Can We Have 3 AL Managers of the Year?

I’ll confess: Manager of the Year was never the MLB Award I focused on. Maybe it’s because we had John Farrell for so long, who knows?

Some of the awards have (hopefully) shoo-in winners at this point: Jacob DeGrom for NL Cy Young, Mookie Betts for AL MVP, Red Sox for best team in the history of the world… you know, the usual suspects.

But this year, the American League Manager of the Year is going to be one of the toughest categories to predict, because each of the three candidates is beyond deserving of the accolade, and all for very different reasons.
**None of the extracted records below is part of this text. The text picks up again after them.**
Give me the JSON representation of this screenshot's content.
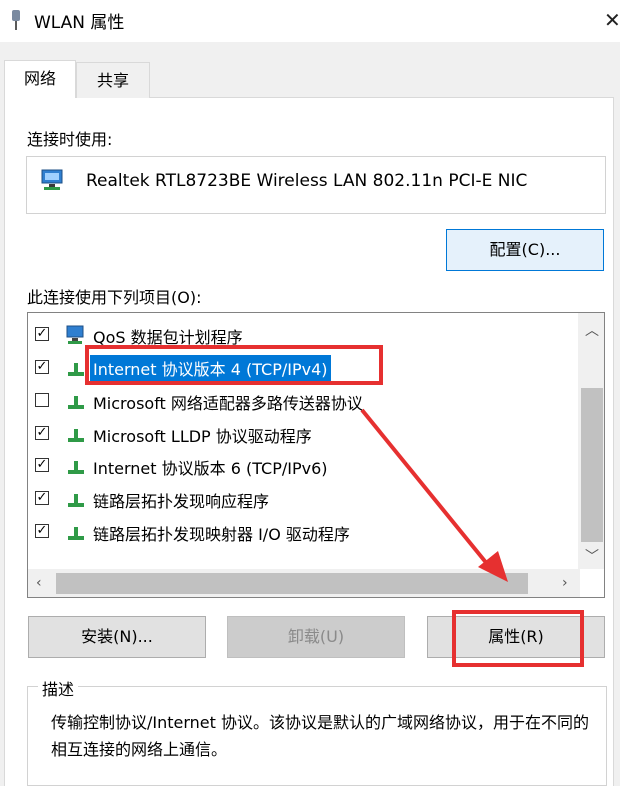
{
  "window": {
    "title": "WLAN 属性",
    "close_symbol": "✕"
  },
  "tabs": [
    {
      "label": "网络",
      "active": true
    },
    {
      "label": "共享",
      "active": false
    }
  ],
  "connect_using": {
    "label": "连接时使用:",
    "adapter_name": "Realtek RTL8723BE Wireless LAN 802.11n PCI-E NIC",
    "configure_label": "配置(C)..."
  },
  "items_section": {
    "label": "此连接使用下列项目(O):",
    "items": [
      {
        "text": "QoS 数据包计划程序",
        "checked": true,
        "icon": "network-scheduler-icon"
      },
      {
        "text": "Internet 协议版本 4 (TCP/IPv4)",
        "checked": true,
        "icon": "protocol-icon",
        "selected": true
      },
      {
        "text": "Microsoft 网络适配器多路传送器协议",
        "checked": false,
        "icon": "protocol-icon"
      },
      {
        "text": "Microsoft LLDP 协议驱动程序",
        "checked": true,
        "icon": "protocol-icon"
      },
      {
        "text": "Internet 协议版本 6 (TCP/IPv6)",
        "checked": true,
        "icon": "protocol-icon"
      },
      {
        "text": "链路层拓扑发现响应程序",
        "checked": true,
        "icon": "protocol-icon"
      },
      {
        "text": "链路层拓扑发现映射器 I/O 驱动程序",
        "checked": true,
        "icon": "protocol-icon"
      }
    ]
  },
  "buttons": {
    "install": "安装(N)...",
    "uninstall": "卸载(U)",
    "properties": "属性(R)"
  },
  "description": {
    "legend": "描述",
    "text": "传输控制协议/Internet 协议。该协议是默认的广域网络协议，用于在不同的相互连接的网络上通信。"
  },
  "colors": {
    "selection": "#0078d7",
    "annotation": "#e63030",
    "accent_border": "#0078d7"
  }
}
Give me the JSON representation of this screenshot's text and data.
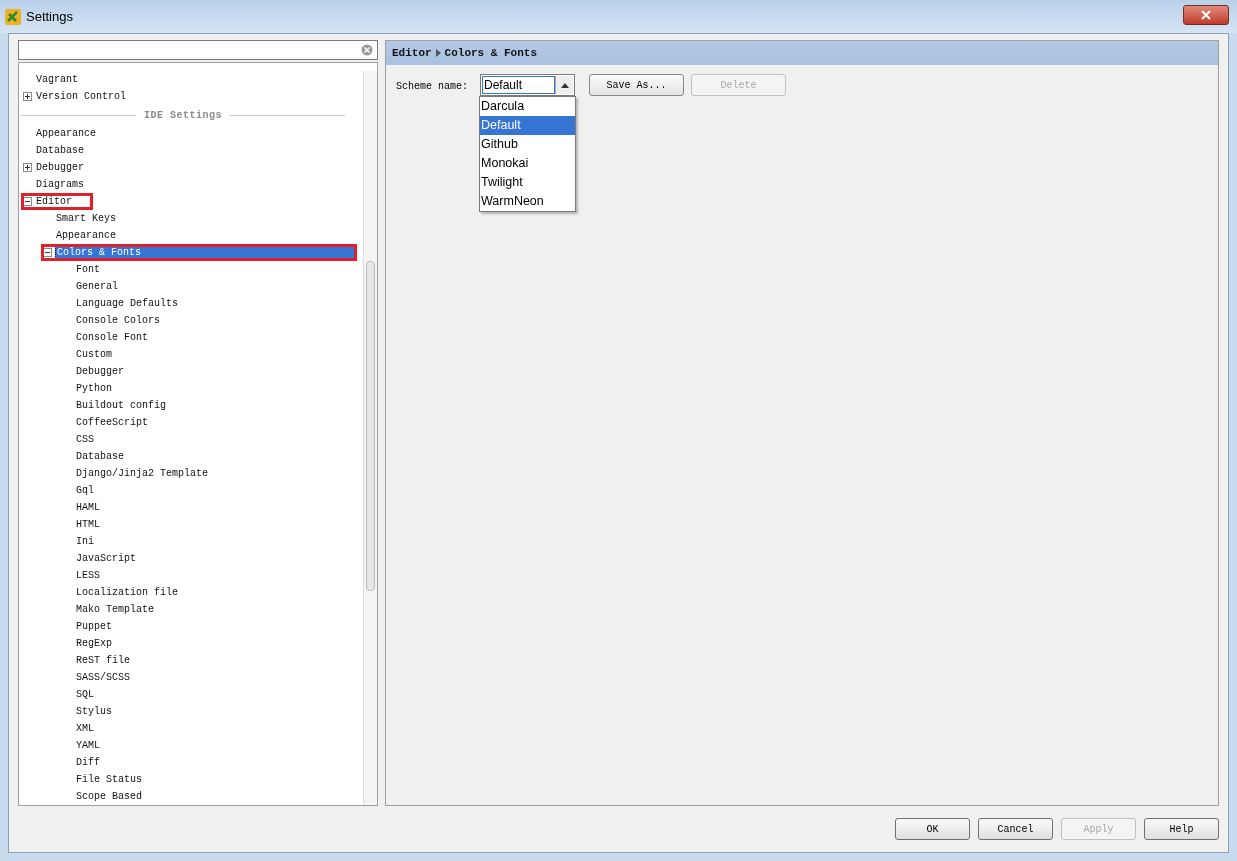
{
  "window": {
    "title": "Settings"
  },
  "tree": [
    {
      "label": "Vagrant",
      "kind": "item",
      "selected": false
    },
    {
      "label": "Version Control",
      "kind": "item",
      "selected": false,
      "expanded": false
    },
    {
      "label": "IDE Settings",
      "kind": "section"
    },
    {
      "label": "Appearance",
      "kind": "item",
      "selected": false
    },
    {
      "label": "Database",
      "kind": "item",
      "selected": false
    },
    {
      "label": "Debugger",
      "kind": "item",
      "selected": false,
      "expanded": false
    },
    {
      "label": "Diagrams",
      "kind": "item",
      "selected": false
    },
    {
      "label": "Editor",
      "kind": "item",
      "selected": false,
      "expanded": true,
      "highlighted": true,
      "children": [
        {
          "label": "Smart Keys",
          "selected": false
        },
        {
          "label": "Appearance",
          "selected": false
        },
        {
          "label": "Colors & Fonts",
          "expanded": true,
          "selected": true,
          "highlighted": true,
          "children": [
            {
              "label": "Font",
              "selected": false
            },
            {
              "label": "General",
              "selected": false
            },
            {
              "label": "Language Defaults",
              "selected": false
            },
            {
              "label": "Console Colors",
              "selected": false
            },
            {
              "label": "Console Font",
              "selected": false
            },
            {
              "label": "Custom",
              "selected": false
            },
            {
              "label": "Debugger",
              "selected": false
            },
            {
              "label": "Python",
              "selected": false
            },
            {
              "label": "Buildout config",
              "selected": false
            },
            {
              "label": "CoffeeScript",
              "selected": false
            },
            {
              "label": "CSS",
              "selected": false
            },
            {
              "label": "Database",
              "selected": false
            },
            {
              "label": "Django/Jinja2 Template",
              "selected": false
            },
            {
              "label": "Gql",
              "selected": false
            },
            {
              "label": "HAML",
              "selected": false
            },
            {
              "label": "HTML",
              "selected": false
            },
            {
              "label": "Ini",
              "selected": false
            },
            {
              "label": "JavaScript",
              "selected": false
            },
            {
              "label": "LESS",
              "selected": false
            },
            {
              "label": "Localization file",
              "selected": false
            },
            {
              "label": "Mako Template",
              "selected": false
            },
            {
              "label": "Puppet",
              "selected": false
            },
            {
              "label": "RegExp",
              "selected": false
            },
            {
              "label": "ReST file",
              "selected": false
            },
            {
              "label": "SASS/SCSS",
              "selected": false
            },
            {
              "label": "SQL",
              "selected": false
            },
            {
              "label": "Stylus",
              "selected": false
            },
            {
              "label": "XML",
              "selected": false
            },
            {
              "label": "YAML",
              "selected": false
            },
            {
              "label": "Diff",
              "selected": false
            },
            {
              "label": "File Status",
              "selected": false
            },
            {
              "label": "Scope Based",
              "selected": false
            }
          ]
        }
      ]
    }
  ],
  "breadcrumb": [
    "Editor",
    "Colors & Fonts"
  ],
  "scheme": {
    "label": "Scheme name:",
    "value": "Default",
    "expanded": true,
    "options": [
      {
        "label": "Darcula",
        "selected": false
      },
      {
        "label": "Default",
        "selected": true
      },
      {
        "label": "Github",
        "selected": false
      },
      {
        "label": "Monokai",
        "selected": false
      },
      {
        "label": "Twilight",
        "selected": false
      },
      {
        "label": "WarmNeon",
        "selected": false
      }
    ]
  },
  "scheme_buttons": [
    {
      "label": "Save As...",
      "disabled": false
    },
    {
      "label": "Delete",
      "disabled": true
    }
  ],
  "buttons": [
    {
      "label": "OK",
      "disabled": false
    },
    {
      "label": "Cancel",
      "disabled": false
    },
    {
      "label": "Apply",
      "disabled": true
    },
    {
      "label": "Help",
      "disabled": false
    }
  ]
}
The Tampa Bay Rays were astoundingly good this year, and Kevin Cash should receive about 99% of the credit for that. They won 10 more games than they did in 2017 and had their first 90-win season since 2013. They would have won almost any National League division, but alas, they came in third in the AL East behind the 108-win Red Sox and 100-win Yankees. But this award should not be given solely based on results, but on the hard work and results of the manager; Alex Cora’s stacked roster and the biggest-payroll-in-baseball Boston Red Sox, while Kevin Cash guided a low-budget team of randoms to ninety wins. That’s a miraculous achievement that rivals a World Series win.

Alex Cora is a nominee for the more obvious reasons, though that doesn’t make him any less qualified or deserving of MOTY. Boston’s first Latino manager guided the Red Sox to a franchise-record 108 wins, their third consecutive division title, and then past the Yankees, Astros, and Dodgers to win their fourth World Series title since 2004. He became the third of Boston’s four most-recent managers and only the fifth rookie manager in MLB history to lead the team to a championship in his first year at the helm.

On the West Coast, former NL Manager of the Year Bob Melvin‘s Oakland A’s were another low-budget surprise standout this year. The American League West team won 97 games in 2018, a 22-game improvement over the previous season. They also no-hit the Red Sox, a feat no team had accomplished in 24 years and 364 days. By season’s end, they had Moneyballed their way into the American League Wild Card game, but lost to the Yankees.

A good manager is like the roots of a tree: the foundation from which a team is built, someone who must be strong, a good influence, a person of fortitude. Each of these men, in their own ways, and through various accomplishments, has shown that they deserve the title Manager of the Year. I wish they could all win.